The National Treasury, Nairobi in this picture taken on Wednesday, March 15, 2023. PHOTO | DENNIS ONSONGO | NMG

The Treasury officials have expressed concern over the high commitment fees they are forced to pay for undisbursed external loans, a situation they say has been aggravated by the weakening of the Kenyan shilling.

President William Ruto’s administration has suspended dozens of projects initiated by the previous regime, a move that has seen a number of ministries fail to absorb their development funds.

This has led to a buildup in undrawn external loans that have continued to incur commitment fees annually, a National Treasury official told Business Daily.

“With the weakening of the shilling, we are paying a lot of money for commitment. That (commitment fees) and interest,” said the source, who added that foreign interest payments have also been a source of pressure.

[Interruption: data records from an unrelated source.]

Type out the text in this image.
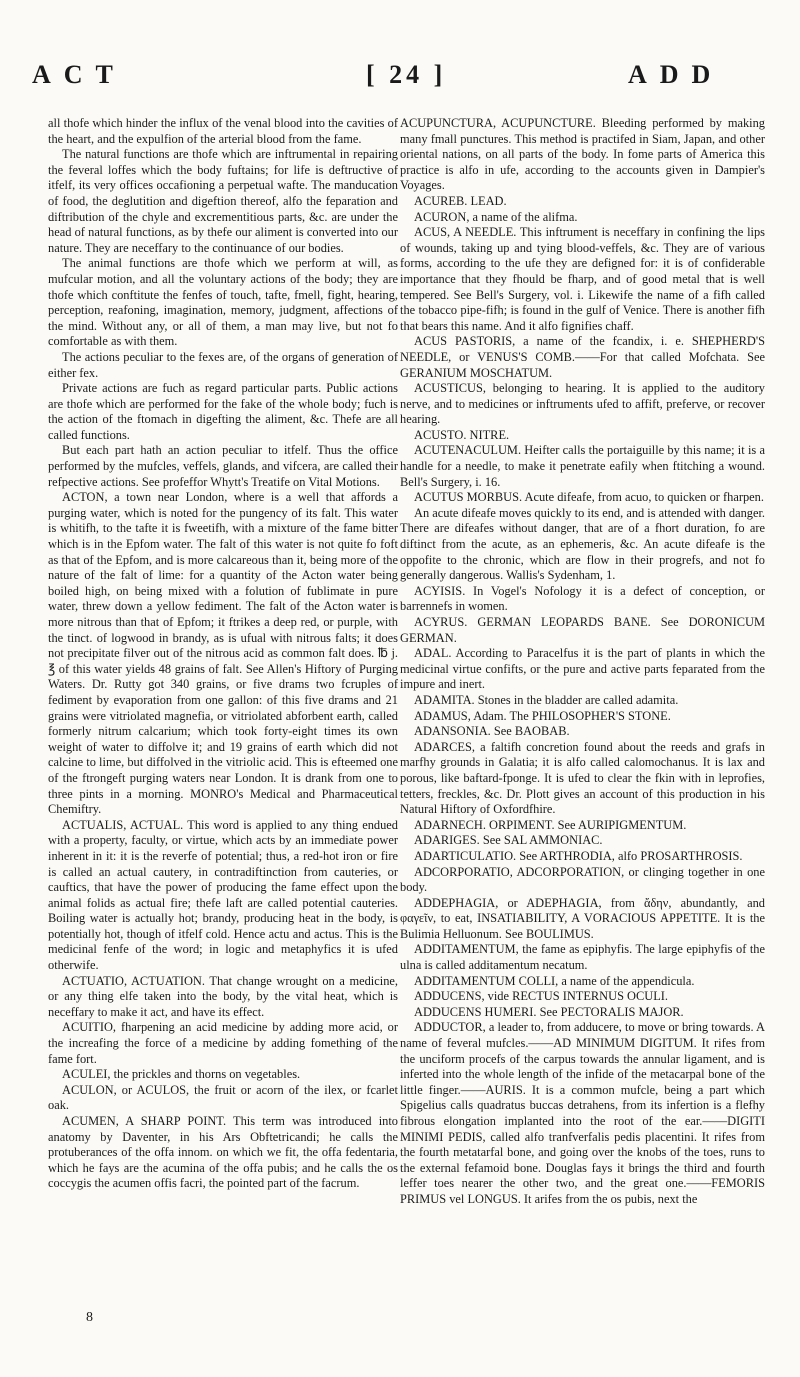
ACT	[ 24 ]	ADD

all thofe which hinder the influx of the venal blood into the cavities of the heart, and the expulfion of the arterial blood from the fame.

The natural functions are thofe which are inftrumental in repairing the feveral loffes which the body fuftains; for life is deftructive of itfelf, its very offices occafioning a perpetual wafte. The manducation of food, the deglutition and digeftion thereof, alfo the feparation and diftribution of the chyle and excrementitious parts, &c. are under the head of natural functions, as by thefe our aliment is converted into our nature. They are neceffary to the continuance of our bodies.

The animal functions are thofe which we perform at will, as mufcular motion, and all the voluntary actions of the body; they are thofe which conftitute the fenfes of touch, tafte, fmell, fight, hearing, perception, reafoning, imagination, memory, judgment, affections of the mind. Without any, or all of them, a man may live, but not fo comfortable as with them.

The actions peculiar to the fexes are, of the organs of generation of either fex.

Private actions are fuch as regard particular parts. Public actions are thofe which are performed for the fake of the whole body; fuch is the action of the ftomach in digefting the aliment, &c. Thefe are all called functions.

But each part hath an action peculiar to itfelf. Thus the office performed by the mufcles, veffels, glands, and vifcera, are called their refpective actions. See profeffor Whytt's Treatife on Vital Motions.

ACTON, a town near London, where is a well that affords a purging water, which is noted for the pungency of its falt. This water is whitifh, to the tafte it is fweetifh, with a mixture of the fame bitter which is in the Epfom water. The falt of this water is not quite fo foft as that of the Epfom, and is more calcareous than it, being more of the nature of the falt of lime: for a quantity of the Acton water being boiled high, on being mixed with a folution of fublimate in pure water, threw down a yellow fediment. The falt of the Acton water is more nitrous than that of Epfom; it ftrikes a deep red, or purple, with the tinct. of logwood in brandy, as is ufual with nitrous falts; it does not precipitate filver out of the nitrous acid as common falt does. ℔ j. ℥ of this water yields 48 grains of falt. See Allen's Hiftory of Purging Waters. Dr. Rutty got 340 grains, or five drams two fcruples of fediment by evaporation from one gallon: of this five drams and 21 grains were vitriolated magnefia, or vitriolated abforbent earth, called formerly nitrum calcarium; which took forty-eight times its own weight of water to diffolve it; and 19 grains of earth which did not calcine to lime, but diffolved in the vitriolic acid. This is efteemed one of the ftrongeft purging waters near London. It is drank from one to three pints in a morning. MONRO's Medical and Pharmaceutical Chemiftry.

ACTUALIS, ACTUAL. This word is applied to any thing endued with a property, faculty, or virtue, which acts by an immediate power inherent in it: it is the reverfe of potential; thus, a red-hot iron or fire is called an actual cautery, in contradiftinction from cauteries, or cauftics, that have the power of producing the fame effect upon the animal folids as actual fire; thefe laft are called potential cauteries. Boiling water is actually hot; brandy, producing heat in the body, is potentially hot, though of itfelf cold. Hence actu and actus. This is the medicinal fenfe of the word; in logic and metaphyfics it is ufed otherwife.

ACTUATIO, ACTUATION. That change wrought on a medicine, or any thing elfe taken into the body, by the vital heat, which is neceffary to make it act, and have its effect.

ACUITIO, fharpening an acid medicine by adding more acid, or the increafing the force of a medicine by adding fomething of the fame fort.

ACULEI, the prickles and thorns on vegetables.

ACULON, or ACULOS, the fruit or acorn of the ilex, or fcarlet oak.

ACUMEN, A SHARP POINT. This term was introduced into anatomy by Daventer, in his Ars Obftetricandi; he calls the protuberances of the offa innom. on which we fit, the offa fedentaria, which he fays are the acumina of the offa pubis; and he calls the os coccygis the acumen offis facri, the pointed part of the facrum.

8

ACUPUNCTURA, ACUPUNCTURE. Bleeding performed by making many fmall punctures. This method is practifed in Siam, Japan, and other oriental nations, on all parts of the body. In fome parts of America this practice is alfo in ufe, according to the accounts given in Dampier's Voyages.

ACUREB. LEAD.

ACURON, a name of the alifma.

ACUS, A NEEDLE. This inftrument is neceffary in confining the lips of wounds, taking up and tying blood-veffels, &c. They are of various forms, according to the ufe they are defigned for: it is of confiderable importance that they fhould be fharp, and of good metal that is well tempered. See Bell's Surgery, vol. i. Likewife the name of a fifh called the tobacco pipe-fifh; is found in the gulf of Venice. There is another fifh that bears this name. And it alfo fignifies chaff.

ACUS PASTORIS, a name of the fcandix, i. e. SHEPHERD'S NEEDLE, or VENUS'S COMB.——For that called Mofchata. See GERANIUM MOSCHATUM.

ACUSTICUS, belonging to hearing. It is applied to the auditory nerve, and to medicines or inftruments ufed to affift, preferve, or recover hearing.

ACUSTO. NITRE.

ACUTENACULUM. Heifter calls the portaiguille by this name; it is a handle for a needle, to make it penetrate eafily when ftitching a wound. Bell's Surgery, i. 16.

ACUTUS MORBUS. Acute difeafe, from acuo, to quicken or fharpen.

An acute difeafe moves quickly to its end, and is attended with danger. There are difeafes without danger, that are of a fhort duration, fo are diftinct from the acute, as an ephemeris, &c. An acute difeafe is the oppofite to the chronic, which are flow in their progrefs, and not fo generally dangerous. Wallis's Sydenham, 1.

ACYISIS. In Vogel's Nofology it is a defect of conception, or barrennefs in women.

ACYRUS. GERMAN LEOPARDS BANE. See DORONICUM GERMAN.

ADAL. According to Paracelfus it is the part of plants in which the medicinal virtue confifts, or the pure and active parts feparated from the impure and inert.

ADAMITA. Stones in the bladder are called adamita.

ADAMUS, Adam. The PHILOSOPHER'S STONE.

ADANSONIA. See BAOBAB.

ADARCES, a faltifh concretion found about the reeds and grafs in marfhy grounds in Galatia; it is alfo called calomochanus. It is lax and porous, like baftard-fponge. It is ufed to clear the fkin with in leprofies, tetters, freckles, &c. Dr. Plott gives an account of this production in his Natural Hiftory of Oxfordfhire.

ADARNECH. ORPIMENT. See AURIPIGMENTUM.

ADARIGES. See SAL AMMONIAC.

ADARTICULATIO. See ARTHRODIA, alfo PROSARTHROSIS.

ADCORPORATIO, ADCORPORATION, or clinging together in one body.

ADDEPHAGIA, or ADEPHAGIA, from ἄδην, abundantly, and φαγεῖν, to eat, INSATIABILITY, A VORACIOUS APPETITE. It is the Bulimia Helluonum. See BOULIMUS.

ADDITAMENTUM, the fame as epiphyfis. The large epiphyfis of the ulna is called additamentum necatum.

ADDITAMENTUM COLLI, a name of the appendicula.

ADDUCENS, vide RECTUS INTERNUS OCULI.

ADDUCENS HUMERI. See PECTORALIS MAJOR.

ADDUCTOR, a leader to, from adducere, to move or bring towards. A name of feveral mufcles.——AD MINIMUM DIGITUM. It rifes from the unciform procefs of the carpus towards the annular ligament, and is inferted into the whole length of the infide of the metacarpal bone of the little finger.——AURIS. It is a common mufcle, being a part which Spigelius calls quadratus buccas detrahens, from its infertion is a flefhy fibrous elongation implanted into the root of the ear.——DIGITI MINIMI PEDIS, called alfo tranfverfalis pedis placentini. It rifes from the fourth metatarfal bone, and going over the knobs of the toes, runs to the external fefamoid bone. Douglas fays it brings the third and fourth leffer toes nearer the other two, and the great one.——FEMORIS PRIMUS vel LONGUS. It arifes from the os pubis, next the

Read: Treasury saves Sh32bn on lower debt repayment

A weaker shilling against other foreign currencies such as dollars and euros has meant that the country is also taking a hit via exchange losses when servicing these foreign obligations, including interest and fees.

The commitment fee is paid by a borrower to compensate the lender for their commitment to lend. The fee is charged because the lender has set aside funds for the loan but cannot yet charge interest pending drawdown.

Roads and energy projects suffered the steepest cuts in President Ruto’s budget reorganization, which slashed Sh106.3 billion from the development budget but increased recurrent spending in various offices including the State House.

The road transport budget was trimmed by Sh47.29 billion while the budget for power generation, transmission and distribution fell by Sh40.56 billion as the new administration moved to tighten government purses.

At least 19 major projects took a hit from tweaks in government spending with their foreign funding for the current financial year being by at least Sh66.8 billion.

Funding by multilateral institutions such as the World Bank and the African Development Bank (AfDB) was affected by the cutbacks, leading to a buildup in idle funds that had already been approved.

The World Bank, one of Kenya’s largest financiers, charges a commitment fee of 0.25 percent every year for its loans given under the International Development Association (IDA), the group’s platform for fighting extreme poverty in the world’s lowest-income countries. 

Read: Treasury cash data fails to reveal a broke government

The government has paid Sh3.35 billion in commitment fees on undrawn loans contracted by the Treasury with foreign lenders in the last three years, the National Assembly’s committee on Public Debt and Privatisation said in a report in February.